A common gotcha when working with airflow is to determine when a DAG is going to execute, and what the execution date-time is going to be when it executes. Especially if a DAG relies on processing data for a given execution date-time only to ensure idempotency. The best way to think about this is not in dates or timestamps but time-spans. An Airflow DAG run is going to cover a times-span - i.e. it is going to process data that was generated/received/added etc. in a given time-span. The start and end of a time-span can be accessed within operators with:

timespan_start = context["execution_date"]
timespan_end = context["dag"].following_schedule(timespan_start)

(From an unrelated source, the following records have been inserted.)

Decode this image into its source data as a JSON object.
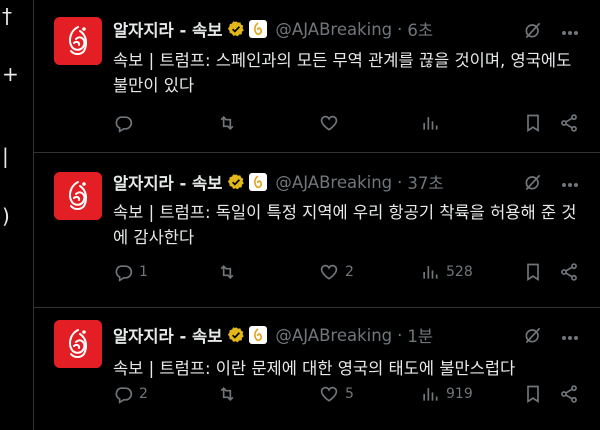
{
  "colors": {
    "background": "#000000",
    "text": "#e7e9ea",
    "muted": "#71767b",
    "avatar_red": "#e31e24",
    "divider": "#2f3336",
    "verified_gold": "#e2b719"
  },
  "tweets": [
    {
      "name": "알자지라 - 속보",
      "handle": "@AJABreaking",
      "separator": "·",
      "time": "6초",
      "text": "속보 | 트럼프: 스페인과의 모든 무역 관계를 끊을 것이며, 영국에도 불만이 있다",
      "replies": "",
      "retweets": "",
      "likes": "",
      "views": ""
    },
    {
      "name": "알자지라 - 속보",
      "handle": "@AJABreaking",
      "separator": "·",
      "time": "37초",
      "text": "속보 | 트럼프: 독일이 특정 지역에 우리 항공기 착륙을 허용해 준 것에 감사한다",
      "replies": "1",
      "retweets": "",
      "likes": "2",
      "views": "528"
    },
    {
      "name": "알자지라 - 속보",
      "handle": "@AJABreaking",
      "separator": "·",
      "time": "1분",
      "text": "속보 | 트럼프: 이란 문제에 대한 영국의 태도에 불만스럽다",
      "replies": "2",
      "retweets": "",
      "likes": "5",
      "views": "919"
    }
  ],
  "icons": [
    "reply-icon",
    "retweet-icon",
    "like-icon",
    "views-icon",
    "bookmark-icon",
    "share-icon",
    "grok-icon",
    "more-icon",
    "verified-badge-icon",
    "affiliate-badge-icon",
    "al-jazeera-logo"
  ]
}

Looking at this it becomes clear that context["execution_date"] is poorly named. Rather than the date and time when the DAG runs, it describes the start of the times-pan. Indeed, the DAG executes at context["execution_date"] of the following DAG instance.

Test Equipment
Bürk brand watch, of German origin, used for controlling entry and exit of personnel, image by Fedaro

Here is an example where this counter-intuitive behavior can cause trouble: Say one expects a set of files to be made available by 1am every morning. A reasonable approach will be to schedule a DAG for 2am every morning. To only process the newest files one could decide to filter by context["execution_date"]. Another reason to do this could be to to ensure idempotency - which means that re-running a DAG instance at a later date will generate the exact same output.

The problem with this approach is that it introduces an unintended 24 hour delay. New files arrive by 1am, the DAG starts to run at 2am but the DAGs execution-date is set to 1am of the previous day - so it will process data from the day before - 24 hour old data.

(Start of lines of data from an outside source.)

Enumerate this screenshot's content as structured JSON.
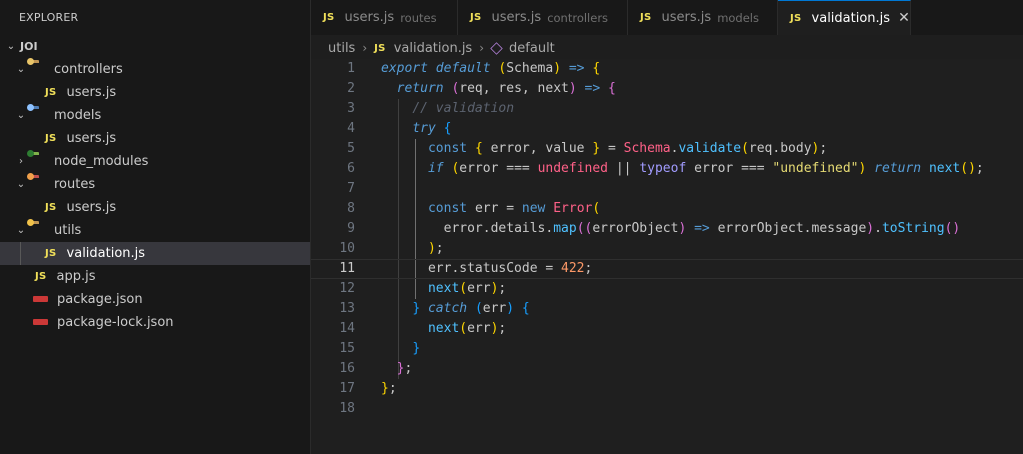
{
  "explorer": {
    "title": "EXPLORER",
    "root": "JOI",
    "items": [
      {
        "label": "controllers",
        "kind": "folder",
        "icon": "folder-controllers-icon",
        "expanded": true
      },
      {
        "label": "users.js",
        "kind": "js"
      },
      {
        "label": "models",
        "kind": "folder",
        "icon": "folder-models-icon",
        "expanded": true
      },
      {
        "label": "users.js",
        "kind": "js"
      },
      {
        "label": "node_modules",
        "kind": "folder",
        "icon": "folder-node-icon",
        "expanded": false
      },
      {
        "label": "routes",
        "kind": "folder",
        "icon": "folder-routes-icon",
        "expanded": true
      },
      {
        "label": "users.js",
        "kind": "js"
      },
      {
        "label": "utils",
        "kind": "folder",
        "icon": "folder-utils-icon",
        "expanded": true
      },
      {
        "label": "validation.js",
        "kind": "js",
        "selected": true
      },
      {
        "label": "app.js",
        "kind": "js"
      },
      {
        "label": "package.json",
        "kind": "npm"
      },
      {
        "label": "package-lock.json",
        "kind": "npm"
      }
    ]
  },
  "tabs": [
    {
      "badge": "JS",
      "label": "users.js",
      "desc": "routes",
      "active": false
    },
    {
      "badge": "JS",
      "label": "users.js",
      "desc": "controllers",
      "active": false
    },
    {
      "badge": "JS",
      "label": "users.js",
      "desc": "models",
      "active": false
    },
    {
      "badge": "JS",
      "label": "validation.js",
      "desc": "",
      "active": true,
      "close": "✕"
    }
  ],
  "breadcrumb": {
    "folder": "utils",
    "badge": "JS",
    "file": "validation.js",
    "symbol": "default"
  },
  "editor": {
    "current_line": 11,
    "line_numbers": [
      "1",
      "2",
      "3",
      "4",
      "5",
      "6",
      "7",
      "8",
      "9",
      "10",
      "11",
      "12",
      "13",
      "14",
      "15",
      "16",
      "17",
      "18"
    ]
  },
  "colors": {
    "accent": "#0078d4",
    "js_badge": "#f1e05a",
    "sidebar_bg": "#181818",
    "editor_bg": "#1f1f1f"
  }
}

The solution is to not filter data using the incorrectly named context["execution_date"] but the actual execution date-time which is context["dag"].following_schedule(context["execution_date"]).

Thinking about time-spans instead of execution date/times is the way to go in Airflow in my opinion. Airflow is a batch system that often will process data that was added during a given time-span. This is different from an event or streaming system. To simplify such operation I usually added a GCSTimeSpanFileTransformOperator which allows fetching data generated within the DAG time-span from Google Cloud Storage, downloading the files, transforming them and re-uploading them to GCS.